Following an international search, Aimée Surprenant, the associate vice president (academic) and dean of the School of Graduate Studies for Memorial University of Newfoundland, has been appointed as the new dean of Virginia Tech’s graduate school, effective Sept. 1.
Surprenant will succeed Karen DePauw, who announced her retirement in January 2020 after an 18-year career at VT. Surprenant will lead the graduate school’s budgetary, admissions, and program development operations and will serve as a member of the executive vice president and provost’s leadership team as well as an advisor to graduate student organizations.
“I’m excited to join the team in the graduate school to continue and advance the great work that is already underway at Virginia Tech,” said Surprenant. “I’m looking forward to working with students, faculty, and staff to support an equitable and just graduate community that nurtures practitioners, scholars, and researchers, and prepares them to be future leaders on the national and global stage.
“The recent upheavals caused by the COVID-19 pandemic, continuing social injustices, and climate change have created daunting challenges, but I am confident that in working together, we can find innovative solutions to create transformative change,” Surprenant said. “I am grateful for the opportunity to take on this position and offer my deepest thanks to outgoing Dean Karen DePauw.”
Surprenant brings a wealth of leadership experience and a distinguished record of accomplishment as an academician, researcher, and administrator to Virginia Tech.
As associate vice president and dean at Memorial University, she successfully led a program portfolio of more than 120 graduate diploma, master’s, and doctoral degree programs for over 4,000 graduate students, and guided the university’s strategic graduate enrollment management planning and recruitment processes.
She also was responsible for the leadership and growth of graduate student funding and partnered with Memorial’s graduate council to advance policies and curricula to promote continuing improvement of and innovation in graduate programs.
“Aimée’s strength of leadership and scholarship, and her commitment to collaboration with faculty and students comes at a critical time for our Graduate School and university,” said Executive Vice President and Provost Cyril Clarke, who appointed Surprenant. “I look forward to working closely with her to develop and implement strategies for growth of graduate education in support of our commitment to impactful scholarship.
Surprenant is a respected expert in the field of psychology and research in the intersection of auditory perception and memory.
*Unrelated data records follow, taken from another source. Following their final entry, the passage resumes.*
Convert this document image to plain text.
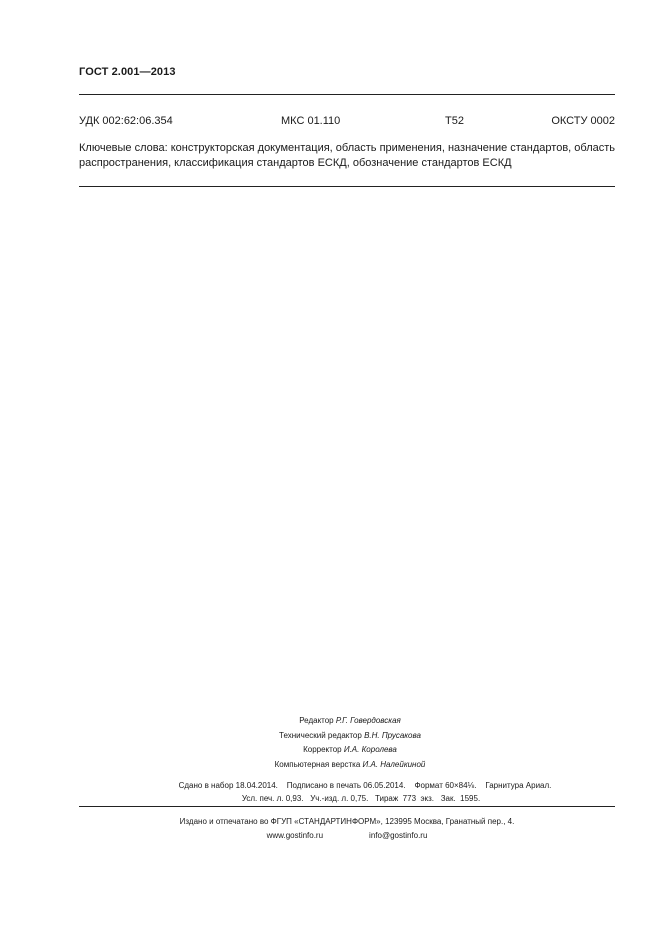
ГОСТ 2.001—2013
УДК 002:62:06.354	МКС 01.110	Т52	ОКСТУ 0002
Ключевые слова: конструкторская документация, область применения, назначение стандартов, область распространения, классификация стандартов ЕСКД, обозначение стандартов ЕСКД
Редактор Р.Г. Говердовская
Технический редактор В.Н. Прусакова
Корректор И.А. Королева
Компьютерная верстка И.А. Налейкиной
Сдано в набор 18.04.2014.    Подписано в печать 06.05.2014.    Формат 60×84⅛.    Гарнитура Ариал.
Усл. печ. л. 0,93.   Уч.-изд. л. 0,75.   Тираж  773  экз.   Зак.  1595.
Издано и отпечатано во ФГУП «СТАНДАРТИНФОРМ», 123995 Москва, Гранатный пер., 4.
www.gostinfo.ru	info@gostinfo.ru
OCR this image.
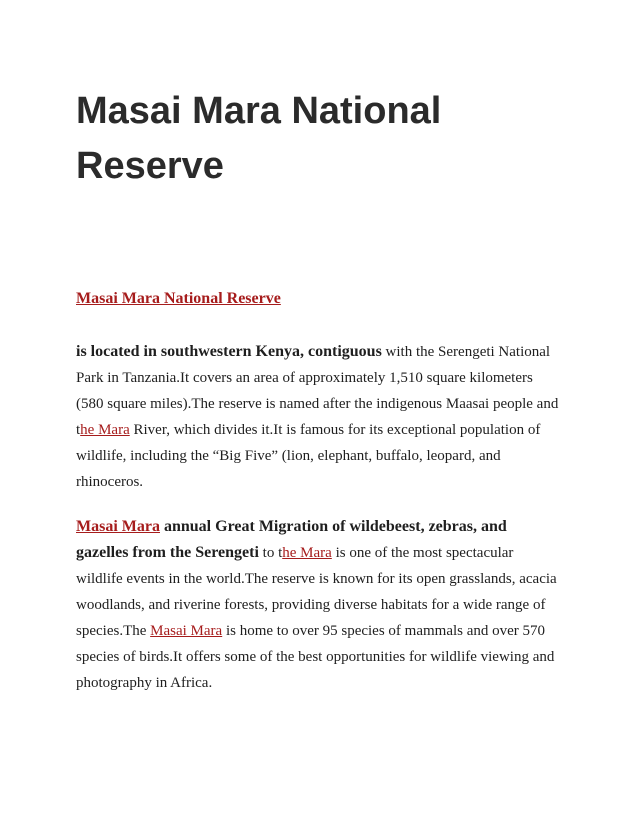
Masai Mara National Reserve
Masai Mara National Reserve

is located in southwestern Kenya, contiguous with the Serengeti National Park in Tanzania.It covers an area of approximately 1,510 square kilometers (580 square miles).The reserve is named after the indigenous Maasai people and the Mara River, which divides it.It is famous for its exceptional population of wildlife, including the “Big Five” (lion, elephant, buffalo, leopard, and rhinoceros.

Masai Mara annual Great Migration of wildebeest, zebras, and gazelles from the Serengeti to the Mara is one of the most spectacular wildlife events in the world.The reserve is known for its open grasslands, acacia woodlands, and riverine forests, providing diverse habitats for a wide range of species.The Masai Mara is home to over 95 species of mammals and over 570 species of birds.It offers some of the best opportunities for wildlife viewing and photography in Africa.
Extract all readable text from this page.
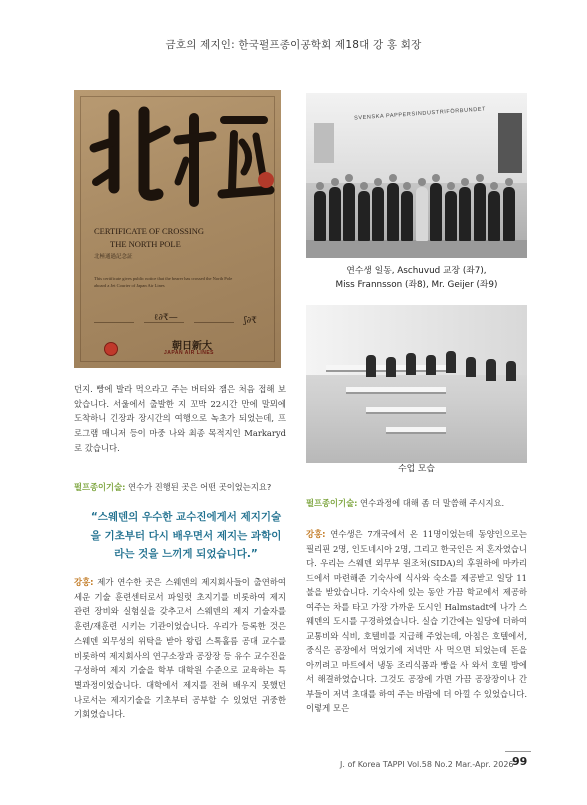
금호의 제지인: 한국펄프종이공학회 제18대 강 홍 회장
CERTIFICATE OF CROSSING
THE NORTH POLE
北極通過記念証
This certificate gives public notice that the bearer has crossed the North Pole aboard a Jet Courier of Japan Air Lines
ℓ∂₹—	ʃ∂₹
朝日新大
JAPAN AIR LINES
SVENSKA PAPPERSINDUSTRIFÖRBUNDET
연수생 일동, Aschuvud 교장 (좌7),
Miss Frannsson (좌8), Mr. Geijer (좌9)
수업 모습
던지. 빵에 발라 먹으라고 주는 버터와 잼은 처음 접해 보았습니다. 서울에서 출발한 지 꼬박 22시간 만에 말뫼에 도착하니 긴장과 장시간의 여행으로 녹초가 되었는데, 프로그램 매니저 등이 마중 나와 최종 목적지인 Markaryd로 갔습니다.
펄프종이기술: 연수가 진행된 곳은 어떤 곳이었는지요?
“스웨덴의 우수한 교수진에게서 제지기술을 기초부터 다시 배우면서 제지는 과학이라는 것을 느끼게 되었습니다.”
강홍: 제가 연수한 곳은 스웨덴의 제지회사들이 출연하여 세운 기술 훈련센터로서 파일럿 초지기를 비롯하여 제지 관련 장비와 실험실을 갖추고서 스웨덴의 제지 기술자를 훈련/재훈련 시키는 기관이었습니다. 우리가 등록한 것은 스웨덴 외무성의 위탁을 받아 왕립 스톡홀름 공대 교수를 비롯하여 제지회사의 연구소장과 공장장 등 유수 교수진을 구성하여 제지 기술을 학부 대학원 수준으로 교육하는 특별과정이었습니다. 대학에서 제지를 전혀 배우지 못했던 나로서는 제지기술을 기초부터 공부할 수 있었던 귀중한 기회였습니다.
펄프종이기술: 연수과정에 대해 좀 더 말씀해 주시지요.
강홍: 연수생은 7개국에서 온 11명이었는데 동양인으로는 필리핀 2명, 인도네시아 2명, 그리고 한국인은 저 혼자였습니다. 우리는 스웨덴 외무부 원조처(SIDA)의 후원하에 마카리드에서 마련해준 기숙사에 식사와 숙소를 제공받고 일당 11불을 받았습니다. 기숙사에 있는 동안 가끔 학교에서 제공하여주는 차를 타고 가장 가까운 도시인 Halmstadt에 나가 스웨덴의 도시를 구경하였습니다. 실습 기간에는 일당에 더하여 교통비와 식비, 호텔비를 지급해 주었는데, 아침은 호텔에서, 중식은 공장에서 먹었기에 저녁만 사 먹으면 되었는데 돈을 아끼려고 마트에서 냉동 조리식품과 빵을 사 와서 호텔 방에서 해결하였습니다. 그것도 공장에 가면 가끔 공장장이나 간부들이 저녁 초대를 하여 주는 바람에 더 아낄 수 있었습니다. 이렇게 모은
J. of Korea TAPPI Vol.58 No.2 Mar.-Apr. 2026
99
She has co-authored two books, “Human Memory: An Introduction to Research, Data, and Theory” and “Principles of Memory,” and authored, edited, and contributed to numerous book chapters, papers, publications, and other scholarly articles. She currently serves on the Board of Directors of the Canadian Association for Graduate Studies and the Northeastern Association of Graduate Schools. She has also served as chair of the Scientific Affairs Committee for the Canadian Psychological Association and is active in Science Atlantic and the Canadian Society for Brain, Behaviour, and Cognitive Science.
During her tenure at Memorial University, Surprenant was honored with The Glenn Roy Blundon Award Leadership in Institutional Change for contributions to the ongoing development of equitable and accessible learning and living environments for students at Memorial. She also earned the Richard C. Tees Distinguished Leadership Award from the Canadian Society for Brain, Behaviour, and Cognitive Science, and the Dean of Science Distinguished Scholar Medal.
Surprenant holds a Ph.D. and Master of Philosophy and Master of Science degrees in psychology from Yale University, and a Bachelor of Arts degree in psychology from New York University.